Он оглядывал зал ожидания, ведя глазами справа налево – только глазами, для управления любой другой частью тела требовались нервные силы, которых у него не было. Мимо провезли новенькие чемоданы; хозяева их, будущие пассажиры, маленькие и смуглые, перекликались пронзительными мрачными голосами.
И в ту минуту, когда он начал прикидывать, не пойти ли ему в вокзальный буфет и не выпить ли, и пальцы его уже сжали в кармане волглый ком тысячефранковых купюр, маятник его взгляда, дойдя до точки возврата, уткнулся в призрак поднимавшейся в зал по лестнице Николь. Он вгляделся в ее лицо: выражения, появлявшиеся на нем, сменяя друг друга, прочитывались, казалось Эйбу, легко – так нередко бывает, когда смотришь на ожидаемого тобой человека, еще не знающего, что ты за ним наблюдаешь. Вот она нахмурилась, думая о детях – не столько радуясь им, сколько перебирая их, как кошка, пересчитывающая лапкой своих котят.
Стоило Николь увидеть его, выражение это сошло с ее лица; утренний свет становился, проходя сквозь стеклянную крышу, печальным и обращал Эйба, под глазами которого проступали сквозь багровый загар темные круги, в прискорбное зрелище. Они присели на скамью.
– Я пришла, потому что вы попросили меня об этом, – словно оправдываясь, сказала Николь. Эйб, похоже, забывший причину своей просьбы, ничего не ответил, и ей пришлось довольствоваться разглядыванием проходивших мимо пассажиров.
– Вот эта дама будет на вашем судне первой красавицей – вон сколько мужчин ее провожает, – теперь вы понимаете, почему она купила такое платье? – Николь говорила все быстрее и быстрее. – Понимаете, что купить его могла только красавица, отбывающая в кругосветное плавание? Да? Нет? Ну, проснитесь же! Это не платье, а целая повесть, – такое количество лишней ткани просто должно о чем-то рассказывать, а на судне непременно отыщется человек, одинокий настолько, что ему захочется выслушать этот рассказ.

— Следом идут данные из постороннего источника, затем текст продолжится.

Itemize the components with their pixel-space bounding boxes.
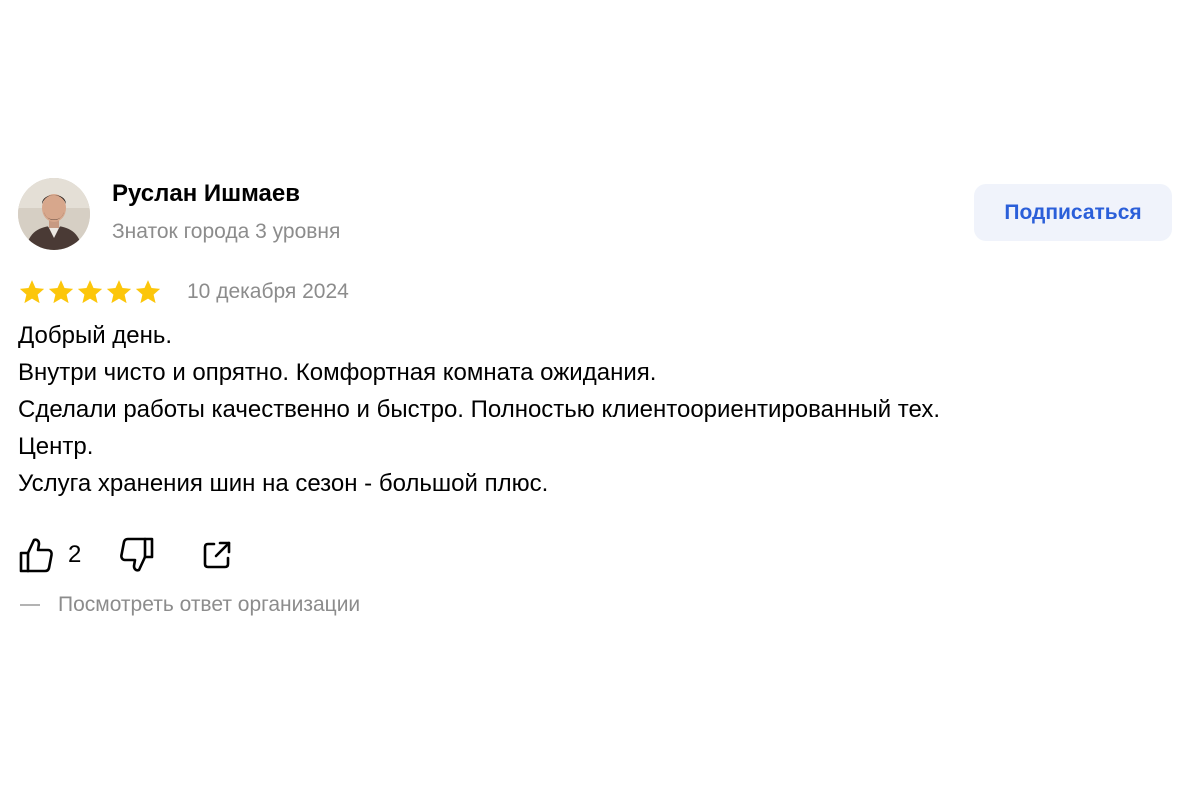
review-header: Руслан Ишмаев Знаток города 3 уровня Под… <box>18 176 1172 250</box>
review-text: Добрый день. Внутри чисто и опрятно. Комф… <box>18 317 1172 502</box>
like-count: 2 <box>68 541 82 568</box>
review-text-line: Услуга хранения шин на сезон - большой п… <box>18 470 549 497</box>
review-date: 10 декабря 2024 <box>187 280 349 303</box>
like-button[interactable]: 2 <box>18 536 81 574</box>
subscribe-button[interactable]: Подписаться <box>974 184 1172 241</box>
review-card: Руслан Ишмаев Знаток города 3 уровня Под… <box>18 176 1172 617</box>
author-level: Знаток города 3 уровня <box>112 220 341 243</box>
review-actions: 2 <box>18 533 1172 577</box>
org-response-label: Посмотреть ответ организации <box>58 593 361 616</box>
review-text-line: Внутри чисто и опрятно. Комфортная комна… <box>18 359 657 386</box>
avatar-image <box>18 178 90 250</box>
star-icon <box>106 280 132 304</box>
dash-divider <box>20 604 40 606</box>
rating-stars <box>18 278 162 306</box>
dislike-button[interactable] <box>119 536 155 574</box>
author-name[interactable]: Руслан Ишмаев <box>112 180 300 208</box>
view-org-response-link[interactable]: Посмотреть ответ организации <box>18 593 1172 617</box>
review-meta: 10 декабря 2024 <box>18 276 1172 308</box>
star-icon <box>77 280 103 304</box>
star-icon <box>135 280 161 304</box>
thumbs-up-icon <box>19 538 53 573</box>
avatar[interactable] <box>18 178 90 250</box>
share-button[interactable] <box>201 539 233 571</box>
review-text-line: Центр. <box>18 433 94 460</box>
review-text-line: Добрый день. <box>18 322 173 349</box>
star-icon <box>48 280 74 304</box>
share-icon <box>204 541 231 569</box>
review-text-line: Сделали работы качественно и быстро. Пол… <box>18 396 940 423</box>
thumbs-down-icon <box>120 537 154 572</box>
star-icon <box>19 280 45 304</box>
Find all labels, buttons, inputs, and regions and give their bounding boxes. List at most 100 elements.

Тут Николь прикусила язык; что-то она слишком разболталась – во всяком случае, слишком для нее; и Эйбу, который смотрел в ее ставшее серьезным, почти каменным лицо, трудно было поверить, что она вообще раскрывала рот. Он не без труда расправил плечи, приняв позу человека, который вот-вот встанет, чего Эйб делать вовсе не собирался.

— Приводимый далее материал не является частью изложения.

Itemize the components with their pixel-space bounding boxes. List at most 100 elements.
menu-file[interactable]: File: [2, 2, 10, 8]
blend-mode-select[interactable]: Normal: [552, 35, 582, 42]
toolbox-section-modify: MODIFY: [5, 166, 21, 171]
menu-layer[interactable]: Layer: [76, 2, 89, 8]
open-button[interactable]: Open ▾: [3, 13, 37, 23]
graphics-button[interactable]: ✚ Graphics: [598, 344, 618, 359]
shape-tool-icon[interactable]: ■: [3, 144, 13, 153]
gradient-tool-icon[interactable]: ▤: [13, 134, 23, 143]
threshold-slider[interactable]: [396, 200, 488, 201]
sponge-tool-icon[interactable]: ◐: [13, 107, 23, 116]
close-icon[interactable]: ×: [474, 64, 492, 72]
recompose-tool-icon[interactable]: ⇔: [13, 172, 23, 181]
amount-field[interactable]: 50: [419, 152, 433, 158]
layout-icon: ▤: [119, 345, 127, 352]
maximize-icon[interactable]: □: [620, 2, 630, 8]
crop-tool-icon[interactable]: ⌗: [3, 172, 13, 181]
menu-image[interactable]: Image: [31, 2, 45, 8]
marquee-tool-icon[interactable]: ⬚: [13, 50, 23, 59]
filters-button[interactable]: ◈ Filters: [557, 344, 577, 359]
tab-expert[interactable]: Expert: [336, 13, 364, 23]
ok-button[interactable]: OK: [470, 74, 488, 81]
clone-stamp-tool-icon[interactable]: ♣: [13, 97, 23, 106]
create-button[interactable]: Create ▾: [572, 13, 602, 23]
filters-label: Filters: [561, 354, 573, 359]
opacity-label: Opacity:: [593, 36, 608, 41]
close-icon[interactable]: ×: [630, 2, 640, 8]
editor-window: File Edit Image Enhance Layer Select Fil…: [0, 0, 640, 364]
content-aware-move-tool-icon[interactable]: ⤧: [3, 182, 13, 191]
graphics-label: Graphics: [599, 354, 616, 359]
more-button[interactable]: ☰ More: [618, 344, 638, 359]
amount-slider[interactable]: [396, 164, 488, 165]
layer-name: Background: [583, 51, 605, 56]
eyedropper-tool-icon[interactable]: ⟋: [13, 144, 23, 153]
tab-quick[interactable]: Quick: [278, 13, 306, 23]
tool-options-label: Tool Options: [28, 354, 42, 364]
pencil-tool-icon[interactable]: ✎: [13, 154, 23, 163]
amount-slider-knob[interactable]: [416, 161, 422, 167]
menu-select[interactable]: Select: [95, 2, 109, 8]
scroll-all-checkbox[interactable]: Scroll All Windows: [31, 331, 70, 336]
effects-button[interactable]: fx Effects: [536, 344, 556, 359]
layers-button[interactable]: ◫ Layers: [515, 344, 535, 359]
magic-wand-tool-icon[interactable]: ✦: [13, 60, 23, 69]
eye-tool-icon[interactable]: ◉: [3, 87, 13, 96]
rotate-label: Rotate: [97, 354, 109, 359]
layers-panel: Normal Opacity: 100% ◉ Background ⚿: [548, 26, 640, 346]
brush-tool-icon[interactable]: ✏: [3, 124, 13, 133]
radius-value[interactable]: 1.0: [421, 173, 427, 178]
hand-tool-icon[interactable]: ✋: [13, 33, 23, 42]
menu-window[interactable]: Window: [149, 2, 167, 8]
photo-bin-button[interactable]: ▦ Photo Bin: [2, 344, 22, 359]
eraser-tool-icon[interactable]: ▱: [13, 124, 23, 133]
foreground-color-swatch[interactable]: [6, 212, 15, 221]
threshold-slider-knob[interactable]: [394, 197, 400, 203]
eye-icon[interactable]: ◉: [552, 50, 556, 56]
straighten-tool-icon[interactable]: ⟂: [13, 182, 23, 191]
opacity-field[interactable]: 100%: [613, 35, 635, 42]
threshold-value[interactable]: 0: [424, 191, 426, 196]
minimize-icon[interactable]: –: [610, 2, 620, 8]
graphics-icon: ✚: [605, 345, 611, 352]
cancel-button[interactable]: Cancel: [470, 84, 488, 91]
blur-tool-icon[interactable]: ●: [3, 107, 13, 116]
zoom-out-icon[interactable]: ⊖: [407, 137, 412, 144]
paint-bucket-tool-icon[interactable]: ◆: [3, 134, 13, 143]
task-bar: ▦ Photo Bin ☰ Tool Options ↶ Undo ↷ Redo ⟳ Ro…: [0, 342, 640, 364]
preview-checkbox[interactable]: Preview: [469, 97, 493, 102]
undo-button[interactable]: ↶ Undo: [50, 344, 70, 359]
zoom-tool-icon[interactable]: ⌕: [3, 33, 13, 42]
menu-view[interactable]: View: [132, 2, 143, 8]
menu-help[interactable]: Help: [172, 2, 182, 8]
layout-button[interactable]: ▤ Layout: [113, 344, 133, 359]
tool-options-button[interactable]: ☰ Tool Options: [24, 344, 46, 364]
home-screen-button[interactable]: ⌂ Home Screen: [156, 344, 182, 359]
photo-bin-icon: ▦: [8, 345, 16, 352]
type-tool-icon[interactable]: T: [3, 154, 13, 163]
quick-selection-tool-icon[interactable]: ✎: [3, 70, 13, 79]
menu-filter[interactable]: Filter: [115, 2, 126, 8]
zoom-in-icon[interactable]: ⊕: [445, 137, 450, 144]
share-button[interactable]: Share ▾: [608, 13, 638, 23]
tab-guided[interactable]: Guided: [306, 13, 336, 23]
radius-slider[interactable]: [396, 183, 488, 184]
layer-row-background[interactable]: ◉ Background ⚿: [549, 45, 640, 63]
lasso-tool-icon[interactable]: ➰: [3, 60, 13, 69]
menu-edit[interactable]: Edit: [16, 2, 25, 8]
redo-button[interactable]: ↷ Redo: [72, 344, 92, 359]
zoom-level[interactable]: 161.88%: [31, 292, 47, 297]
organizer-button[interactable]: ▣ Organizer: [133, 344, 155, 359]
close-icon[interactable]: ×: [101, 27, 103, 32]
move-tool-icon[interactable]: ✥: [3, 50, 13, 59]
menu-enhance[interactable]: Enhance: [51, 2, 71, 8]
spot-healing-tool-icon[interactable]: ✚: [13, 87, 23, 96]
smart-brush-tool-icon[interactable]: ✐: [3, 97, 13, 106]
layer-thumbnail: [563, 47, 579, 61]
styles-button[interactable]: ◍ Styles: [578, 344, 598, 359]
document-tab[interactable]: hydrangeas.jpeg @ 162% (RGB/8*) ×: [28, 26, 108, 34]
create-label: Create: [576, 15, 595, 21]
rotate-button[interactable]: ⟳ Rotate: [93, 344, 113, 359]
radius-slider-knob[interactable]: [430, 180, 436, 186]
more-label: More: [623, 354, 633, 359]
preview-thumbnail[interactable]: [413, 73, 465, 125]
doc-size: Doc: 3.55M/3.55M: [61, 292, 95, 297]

– Вечер, когда вы затащили меня на тот странный бал – помните, в день святой Женевьевы… – начал он.
– Помню. Весело было, правда?
– Не сказал бы. И с вами мне на этот раз было невесело. Устал я от вас обоих, и это не бросается в глаза лишь потому, что вы устали от меня еще сильнее, – вы знаете, что я имею в виду. Не будь я так тяжел на подъем – попробовал бы обзавестись новыми друзьями.
Обыкновенно мягкая, Николь ощетинилась:
– По-моему, говорить гадости глупо, Эйб. Тем более что ничего такого вы в виду не имеете. Не понимаю, с какой стати вы махнули рукой на все сразу.
Эйб помолчал, изо всех сил стараясь не закашляться и не рассопливиться.